JOGJA ISTIMEWA : Bantul Kirimkan Lima Bregodo

Puluhan warga mengantre proses sablon kaus dalam Aksi Sablon Gratis Jogja Istimewa di kawasan Nol Kilometer, Jogja, Jumat (6/3/2015). Kaus berlogo Jogja Istimewa itu diharapkan dikenakan warga saat menghadiri peluncuran logo baru Jogja yang digelar bersamaan dengan Pisowanan Ageng genap 26 tahun Sultan Hamengku Buwono X menjadi Raja Ngayogyakarta Hadiningrat di Pagelaran Keraton Jogja, Sabtu (7/3/2015). (Desi Suryanto/JIBI - Harian Jogja)
07 Maret 2015 05:20 WIB Jogja Share :

Jogja Istimewa, Bantul mengirimkan lima bregodo saat Pisowanan Agung.

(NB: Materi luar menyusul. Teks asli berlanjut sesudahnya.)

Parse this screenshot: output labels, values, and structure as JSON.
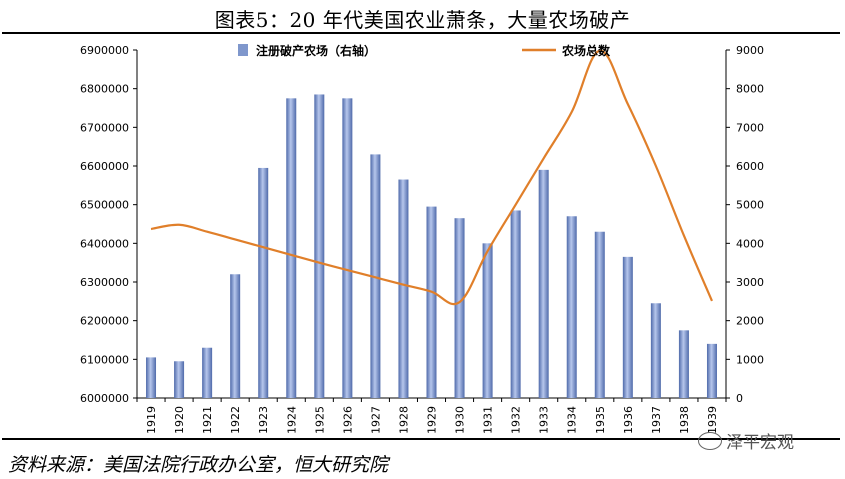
{
  "title": "图表5：20 年代美国农业萧条，大量农场破产",
  "source": "资料来源：美国法院行政办公室，恒大研究院",
  "watermark": "泽平宏观",
  "chart_data": {
    "type": "bar+line",
    "categories": [
      "1919",
      "1920",
      "1921",
      "1922",
      "1923",
      "1924",
      "1925",
      "1926",
      "1927",
      "1928",
      "1929",
      "1930",
      "1931",
      "1932",
      "1933",
      "1934",
      "1935",
      "1936",
      "1937",
      "1938",
      "1939"
    ],
    "series": [
      {
        "name": "注册破产农场（右轴）",
        "type": "bar",
        "axis": "right",
        "color": "#7f97cc",
        "values": [
          1050,
          950,
          1300,
          3200,
          5950,
          7750,
          7850,
          7750,
          6300,
          5650,
          4950,
          4650,
          4000,
          4850,
          5900,
          4700,
          4300,
          3650,
          2450,
          1750,
          1400
        ]
      },
      {
        "name": "农场总数",
        "type": "line",
        "axis": "left",
        "color": "#e07f2a",
        "values": [
          6437000,
          6448000,
          6430000,
          6410000,
          6390000,
          6370000,
          6350000,
          6331000,
          6312000,
          6293000,
          6275000,
          6248000,
          6380000,
          6500000,
          6620000,
          6740000,
          6898000,
          6760000,
          6600000,
          6420000,
          6251000
        ]
      }
    ],
    "y_left": {
      "min": 6000000,
      "max": 6900000,
      "step": 100000,
      "ticks": [
        "6000000",
        "6100000",
        "6200000",
        "6300000",
        "6400000",
        "6500000",
        "6600000",
        "6700000",
        "6800000",
        "6900000"
      ]
    },
    "y_right": {
      "min": 0,
      "max": 9000,
      "step": 1000,
      "ticks": [
        "0",
        "1000",
        "2000",
        "3000",
        "4000",
        "5000",
        "6000",
        "7000",
        "8000",
        "9000"
      ]
    },
    "legend_position": "top"
  }
}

Harianjogja.com, BANTUL - Pemkab Bantul akan menerjukan mengirim lima bregodo kesenian dan puluhan tumpeng pada Pisowanan Agung Rakyat Jogja Istimewa bertajuk Jogja Gumregah digelar di Pagelaran Kraton, Sabtu (7/3/2015).

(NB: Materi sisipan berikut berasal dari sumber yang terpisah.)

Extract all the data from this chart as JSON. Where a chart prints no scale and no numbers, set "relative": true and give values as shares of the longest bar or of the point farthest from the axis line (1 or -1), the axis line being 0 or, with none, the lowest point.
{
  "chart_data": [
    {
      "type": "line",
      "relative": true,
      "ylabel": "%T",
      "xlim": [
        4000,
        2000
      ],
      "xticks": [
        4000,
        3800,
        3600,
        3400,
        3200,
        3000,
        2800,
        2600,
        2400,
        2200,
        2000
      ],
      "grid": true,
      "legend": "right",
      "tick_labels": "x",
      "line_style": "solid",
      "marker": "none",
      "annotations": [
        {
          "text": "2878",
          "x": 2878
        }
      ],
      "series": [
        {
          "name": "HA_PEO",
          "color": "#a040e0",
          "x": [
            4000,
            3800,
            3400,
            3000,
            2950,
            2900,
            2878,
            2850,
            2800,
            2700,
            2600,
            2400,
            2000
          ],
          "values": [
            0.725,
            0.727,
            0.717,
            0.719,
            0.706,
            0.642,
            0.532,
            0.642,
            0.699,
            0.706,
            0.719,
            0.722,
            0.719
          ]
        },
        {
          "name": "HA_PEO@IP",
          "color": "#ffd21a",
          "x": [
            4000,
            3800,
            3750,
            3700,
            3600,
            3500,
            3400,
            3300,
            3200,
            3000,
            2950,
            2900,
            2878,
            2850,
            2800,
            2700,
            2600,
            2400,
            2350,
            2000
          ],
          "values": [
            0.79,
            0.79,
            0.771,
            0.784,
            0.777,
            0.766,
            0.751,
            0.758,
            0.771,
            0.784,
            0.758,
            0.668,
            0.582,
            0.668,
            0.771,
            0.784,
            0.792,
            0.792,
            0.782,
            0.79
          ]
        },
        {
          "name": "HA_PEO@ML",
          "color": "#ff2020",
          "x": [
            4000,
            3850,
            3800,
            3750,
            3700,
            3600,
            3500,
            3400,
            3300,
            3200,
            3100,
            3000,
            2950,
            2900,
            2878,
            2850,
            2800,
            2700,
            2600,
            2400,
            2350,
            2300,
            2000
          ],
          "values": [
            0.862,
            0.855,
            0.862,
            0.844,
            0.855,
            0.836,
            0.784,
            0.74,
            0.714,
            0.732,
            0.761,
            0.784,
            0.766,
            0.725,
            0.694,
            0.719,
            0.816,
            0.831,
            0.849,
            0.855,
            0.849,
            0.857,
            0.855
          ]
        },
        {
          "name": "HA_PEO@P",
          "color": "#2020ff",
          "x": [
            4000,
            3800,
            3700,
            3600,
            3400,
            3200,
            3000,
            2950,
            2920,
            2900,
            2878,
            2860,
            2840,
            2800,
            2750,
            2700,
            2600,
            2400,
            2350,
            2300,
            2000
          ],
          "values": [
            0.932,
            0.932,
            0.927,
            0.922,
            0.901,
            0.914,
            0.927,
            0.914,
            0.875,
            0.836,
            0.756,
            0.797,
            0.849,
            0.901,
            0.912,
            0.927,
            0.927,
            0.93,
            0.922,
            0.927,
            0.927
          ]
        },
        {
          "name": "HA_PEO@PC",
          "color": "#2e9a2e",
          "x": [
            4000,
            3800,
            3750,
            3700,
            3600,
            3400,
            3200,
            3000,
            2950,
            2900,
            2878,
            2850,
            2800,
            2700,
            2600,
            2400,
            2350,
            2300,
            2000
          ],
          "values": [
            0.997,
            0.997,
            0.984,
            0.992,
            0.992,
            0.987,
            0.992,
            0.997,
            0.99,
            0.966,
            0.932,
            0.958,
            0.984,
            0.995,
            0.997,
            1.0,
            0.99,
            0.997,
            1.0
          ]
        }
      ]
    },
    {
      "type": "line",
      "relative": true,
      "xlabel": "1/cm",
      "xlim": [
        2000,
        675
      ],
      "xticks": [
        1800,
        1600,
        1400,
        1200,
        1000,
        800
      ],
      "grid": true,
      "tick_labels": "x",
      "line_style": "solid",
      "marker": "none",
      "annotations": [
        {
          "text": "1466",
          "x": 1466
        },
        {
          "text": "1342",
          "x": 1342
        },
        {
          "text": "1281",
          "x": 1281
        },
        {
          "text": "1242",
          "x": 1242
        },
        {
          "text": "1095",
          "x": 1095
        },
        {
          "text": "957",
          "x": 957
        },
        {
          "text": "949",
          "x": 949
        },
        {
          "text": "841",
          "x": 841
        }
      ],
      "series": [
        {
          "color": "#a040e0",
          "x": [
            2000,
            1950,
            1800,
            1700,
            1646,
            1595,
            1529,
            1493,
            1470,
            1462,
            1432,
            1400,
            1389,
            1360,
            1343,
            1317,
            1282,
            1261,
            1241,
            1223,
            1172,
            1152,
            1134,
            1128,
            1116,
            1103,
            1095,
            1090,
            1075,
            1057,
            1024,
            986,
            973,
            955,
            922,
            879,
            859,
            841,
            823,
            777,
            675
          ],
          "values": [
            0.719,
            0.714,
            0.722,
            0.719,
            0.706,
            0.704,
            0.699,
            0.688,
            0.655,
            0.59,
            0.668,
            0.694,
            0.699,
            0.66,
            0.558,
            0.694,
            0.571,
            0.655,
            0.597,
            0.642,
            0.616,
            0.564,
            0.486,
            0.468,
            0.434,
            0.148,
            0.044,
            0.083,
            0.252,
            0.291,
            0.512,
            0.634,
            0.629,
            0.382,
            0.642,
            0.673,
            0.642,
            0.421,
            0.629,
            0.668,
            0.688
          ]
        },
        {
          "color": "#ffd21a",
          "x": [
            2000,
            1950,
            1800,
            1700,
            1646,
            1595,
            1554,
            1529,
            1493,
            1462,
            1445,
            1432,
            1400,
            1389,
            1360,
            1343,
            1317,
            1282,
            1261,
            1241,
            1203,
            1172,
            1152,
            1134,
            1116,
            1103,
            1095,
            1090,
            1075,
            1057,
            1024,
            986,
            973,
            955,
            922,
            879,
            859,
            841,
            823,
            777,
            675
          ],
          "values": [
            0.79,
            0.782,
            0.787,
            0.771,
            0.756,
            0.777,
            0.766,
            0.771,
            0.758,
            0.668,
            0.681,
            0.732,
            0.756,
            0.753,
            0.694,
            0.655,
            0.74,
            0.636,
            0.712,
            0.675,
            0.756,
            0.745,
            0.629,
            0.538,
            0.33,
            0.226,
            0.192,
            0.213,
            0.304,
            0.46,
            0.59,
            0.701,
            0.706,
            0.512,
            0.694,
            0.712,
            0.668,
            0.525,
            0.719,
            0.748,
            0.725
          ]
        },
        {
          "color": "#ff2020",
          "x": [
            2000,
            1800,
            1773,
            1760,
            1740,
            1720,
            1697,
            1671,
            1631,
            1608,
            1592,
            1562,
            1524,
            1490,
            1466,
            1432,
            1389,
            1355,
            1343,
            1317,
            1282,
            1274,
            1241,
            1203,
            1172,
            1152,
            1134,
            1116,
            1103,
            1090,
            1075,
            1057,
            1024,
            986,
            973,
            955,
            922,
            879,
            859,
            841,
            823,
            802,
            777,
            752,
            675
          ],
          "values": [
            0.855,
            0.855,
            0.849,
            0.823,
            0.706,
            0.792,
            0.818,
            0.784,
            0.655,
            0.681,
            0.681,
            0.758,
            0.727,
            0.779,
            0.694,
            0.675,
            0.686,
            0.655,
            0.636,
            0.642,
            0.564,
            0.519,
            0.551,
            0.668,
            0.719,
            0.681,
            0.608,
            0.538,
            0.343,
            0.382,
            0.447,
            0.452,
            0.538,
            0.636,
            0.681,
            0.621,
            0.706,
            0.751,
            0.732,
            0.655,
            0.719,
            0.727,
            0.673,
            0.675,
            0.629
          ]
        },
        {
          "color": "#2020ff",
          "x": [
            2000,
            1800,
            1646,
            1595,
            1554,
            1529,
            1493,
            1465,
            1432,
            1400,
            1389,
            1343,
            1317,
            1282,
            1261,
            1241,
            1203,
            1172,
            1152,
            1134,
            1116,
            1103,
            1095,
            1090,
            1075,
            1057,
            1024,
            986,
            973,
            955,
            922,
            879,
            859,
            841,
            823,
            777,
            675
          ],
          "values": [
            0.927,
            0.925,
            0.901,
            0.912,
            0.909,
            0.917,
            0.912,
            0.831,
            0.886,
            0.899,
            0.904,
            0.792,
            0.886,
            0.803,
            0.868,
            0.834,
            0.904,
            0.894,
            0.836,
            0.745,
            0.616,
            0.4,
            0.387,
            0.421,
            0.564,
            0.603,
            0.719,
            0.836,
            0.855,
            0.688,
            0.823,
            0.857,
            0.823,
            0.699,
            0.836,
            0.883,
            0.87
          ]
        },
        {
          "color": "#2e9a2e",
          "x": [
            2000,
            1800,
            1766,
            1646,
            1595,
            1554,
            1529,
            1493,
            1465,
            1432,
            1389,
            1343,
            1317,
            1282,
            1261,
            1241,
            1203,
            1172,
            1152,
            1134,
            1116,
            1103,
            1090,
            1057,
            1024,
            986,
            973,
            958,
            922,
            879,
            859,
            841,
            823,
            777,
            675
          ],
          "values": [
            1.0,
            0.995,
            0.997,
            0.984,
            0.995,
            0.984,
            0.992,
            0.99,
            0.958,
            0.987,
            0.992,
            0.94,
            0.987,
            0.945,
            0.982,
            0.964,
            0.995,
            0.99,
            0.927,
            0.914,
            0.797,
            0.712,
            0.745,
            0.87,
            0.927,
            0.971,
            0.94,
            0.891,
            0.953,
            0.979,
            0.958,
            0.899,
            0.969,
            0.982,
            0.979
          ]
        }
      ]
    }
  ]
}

Kepala Dinas Kebudayaan dan Pariwisata (Disbudpar) Bambang Legowo mengatakan, Bantul telah siap menampilkan potensi untuk karnaval budaya dengan rute Jalan Abu Bakar Ali hingga Kraton tersebut.

"Lima bregodo yang akan memeriahkan Jogja Gumregah sudah siap untuk mengikuti momentum penting untuk Kraton dan Rakyat Ngayogyakarta itu," katanya ditemui disela persiapan, Jumat (6/3/2015).

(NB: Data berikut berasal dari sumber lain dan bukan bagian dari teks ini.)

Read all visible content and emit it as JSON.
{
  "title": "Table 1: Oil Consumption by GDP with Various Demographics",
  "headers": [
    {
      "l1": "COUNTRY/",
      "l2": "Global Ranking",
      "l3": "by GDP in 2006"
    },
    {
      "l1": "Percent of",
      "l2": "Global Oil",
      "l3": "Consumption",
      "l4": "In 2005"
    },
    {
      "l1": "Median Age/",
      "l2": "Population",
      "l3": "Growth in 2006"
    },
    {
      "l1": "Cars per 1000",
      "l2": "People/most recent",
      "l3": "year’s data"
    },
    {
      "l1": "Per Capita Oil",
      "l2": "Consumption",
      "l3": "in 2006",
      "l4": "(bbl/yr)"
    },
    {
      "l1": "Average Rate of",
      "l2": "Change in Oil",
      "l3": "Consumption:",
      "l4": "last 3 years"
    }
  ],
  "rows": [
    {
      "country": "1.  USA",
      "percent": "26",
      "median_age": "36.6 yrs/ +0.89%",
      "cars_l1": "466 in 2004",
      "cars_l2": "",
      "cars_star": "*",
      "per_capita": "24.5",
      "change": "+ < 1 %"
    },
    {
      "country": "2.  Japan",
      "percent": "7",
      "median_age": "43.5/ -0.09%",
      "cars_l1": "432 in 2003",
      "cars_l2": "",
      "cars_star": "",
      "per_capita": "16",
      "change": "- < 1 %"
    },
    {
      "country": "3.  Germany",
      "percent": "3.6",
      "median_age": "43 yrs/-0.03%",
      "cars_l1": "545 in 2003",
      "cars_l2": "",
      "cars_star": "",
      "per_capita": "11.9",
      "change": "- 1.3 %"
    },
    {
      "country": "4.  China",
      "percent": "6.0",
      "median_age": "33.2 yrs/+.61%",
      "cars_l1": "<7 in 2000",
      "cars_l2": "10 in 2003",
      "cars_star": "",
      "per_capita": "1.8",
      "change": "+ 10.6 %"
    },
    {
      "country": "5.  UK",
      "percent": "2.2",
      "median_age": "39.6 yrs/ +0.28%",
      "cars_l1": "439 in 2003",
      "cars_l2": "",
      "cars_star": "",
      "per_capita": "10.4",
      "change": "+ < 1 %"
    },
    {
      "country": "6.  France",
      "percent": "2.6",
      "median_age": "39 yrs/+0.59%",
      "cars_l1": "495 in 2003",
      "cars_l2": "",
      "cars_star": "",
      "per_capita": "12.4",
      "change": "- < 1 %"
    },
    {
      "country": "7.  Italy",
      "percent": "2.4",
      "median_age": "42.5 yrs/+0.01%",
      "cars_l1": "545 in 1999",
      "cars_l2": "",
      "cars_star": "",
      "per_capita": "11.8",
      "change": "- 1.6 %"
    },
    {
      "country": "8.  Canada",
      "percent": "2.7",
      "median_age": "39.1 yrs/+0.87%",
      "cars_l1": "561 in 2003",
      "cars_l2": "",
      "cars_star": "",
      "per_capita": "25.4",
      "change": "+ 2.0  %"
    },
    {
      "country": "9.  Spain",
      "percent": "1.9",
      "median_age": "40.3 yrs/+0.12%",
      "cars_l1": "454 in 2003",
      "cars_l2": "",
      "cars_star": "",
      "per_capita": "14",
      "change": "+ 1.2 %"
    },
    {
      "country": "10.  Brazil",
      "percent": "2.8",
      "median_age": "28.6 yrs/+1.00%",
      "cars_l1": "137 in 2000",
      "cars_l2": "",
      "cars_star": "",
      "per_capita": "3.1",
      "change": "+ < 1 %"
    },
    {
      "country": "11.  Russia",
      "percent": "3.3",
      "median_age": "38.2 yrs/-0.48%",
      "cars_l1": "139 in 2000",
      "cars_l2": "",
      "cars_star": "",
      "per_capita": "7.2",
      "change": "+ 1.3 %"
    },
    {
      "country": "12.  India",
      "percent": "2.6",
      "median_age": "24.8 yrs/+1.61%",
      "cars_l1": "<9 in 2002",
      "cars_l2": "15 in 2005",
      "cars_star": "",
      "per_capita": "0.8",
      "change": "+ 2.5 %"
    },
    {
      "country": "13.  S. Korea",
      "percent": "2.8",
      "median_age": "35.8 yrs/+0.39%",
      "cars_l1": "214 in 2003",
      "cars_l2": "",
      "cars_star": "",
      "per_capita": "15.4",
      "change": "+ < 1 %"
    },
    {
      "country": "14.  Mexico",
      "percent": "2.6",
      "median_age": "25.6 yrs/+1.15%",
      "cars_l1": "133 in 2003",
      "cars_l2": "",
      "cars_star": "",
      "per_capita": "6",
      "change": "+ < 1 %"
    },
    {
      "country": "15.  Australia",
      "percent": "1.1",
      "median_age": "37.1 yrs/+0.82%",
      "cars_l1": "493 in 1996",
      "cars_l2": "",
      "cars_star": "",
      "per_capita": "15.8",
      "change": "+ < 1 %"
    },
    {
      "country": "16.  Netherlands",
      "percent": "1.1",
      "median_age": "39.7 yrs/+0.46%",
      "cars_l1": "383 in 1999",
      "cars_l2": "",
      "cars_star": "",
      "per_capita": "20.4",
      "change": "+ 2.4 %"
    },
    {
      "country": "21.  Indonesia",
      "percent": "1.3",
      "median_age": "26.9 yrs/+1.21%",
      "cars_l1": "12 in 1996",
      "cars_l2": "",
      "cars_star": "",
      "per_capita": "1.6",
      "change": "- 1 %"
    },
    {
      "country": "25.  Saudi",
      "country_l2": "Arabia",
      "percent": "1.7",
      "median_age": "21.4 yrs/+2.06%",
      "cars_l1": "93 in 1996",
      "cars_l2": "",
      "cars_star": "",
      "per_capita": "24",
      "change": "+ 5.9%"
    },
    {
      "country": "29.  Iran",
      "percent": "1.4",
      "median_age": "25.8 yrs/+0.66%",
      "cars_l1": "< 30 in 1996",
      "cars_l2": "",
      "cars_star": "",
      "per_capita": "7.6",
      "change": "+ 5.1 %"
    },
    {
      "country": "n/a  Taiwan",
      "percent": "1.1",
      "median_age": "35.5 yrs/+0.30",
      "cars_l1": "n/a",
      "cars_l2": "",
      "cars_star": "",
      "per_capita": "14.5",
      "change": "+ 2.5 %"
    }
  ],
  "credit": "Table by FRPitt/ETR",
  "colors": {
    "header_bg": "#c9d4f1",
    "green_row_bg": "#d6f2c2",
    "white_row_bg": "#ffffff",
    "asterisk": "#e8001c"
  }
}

Bambang menyebutkan lima bregodo disiapkan Bantul yakni kesenian Tari Montro dari Kecamatan Bantul, Dekahan Gede dari Kecamatan Piyungan, Reog Wayang dari Kecamatan Srandakan, Jaran Pesisiran dari Kecamatan Kretek, serta Jathilan Kudo Prasojo dari Kecamatan Srandakan.

Menurutnya, setiap bregodo terdiri dari 50 seniman sehingga ada 250 seniman yang terlibat mendukung kegiatan tersebut.

Pemkab Bantul sendiri mengaku tidak sembarangan mewakilkan brgodo untuk tampil di momentum gerakan budaya citizen branding Jogja istimewa sekaligus peringatan jumenengan Sri Sultan HB X ke-26 tersebut. Bregodo kesenian dikirim merupakan kelompok yang sudah terlatih.

Ia menambahkan selain bregodo kesenian, puluhan tumpeng disiapkan. Setiap kecamatan dan SKPD membuat tumpeng sebagai dukungan bagi Kraton Ngayogyakarta Hadiningrat.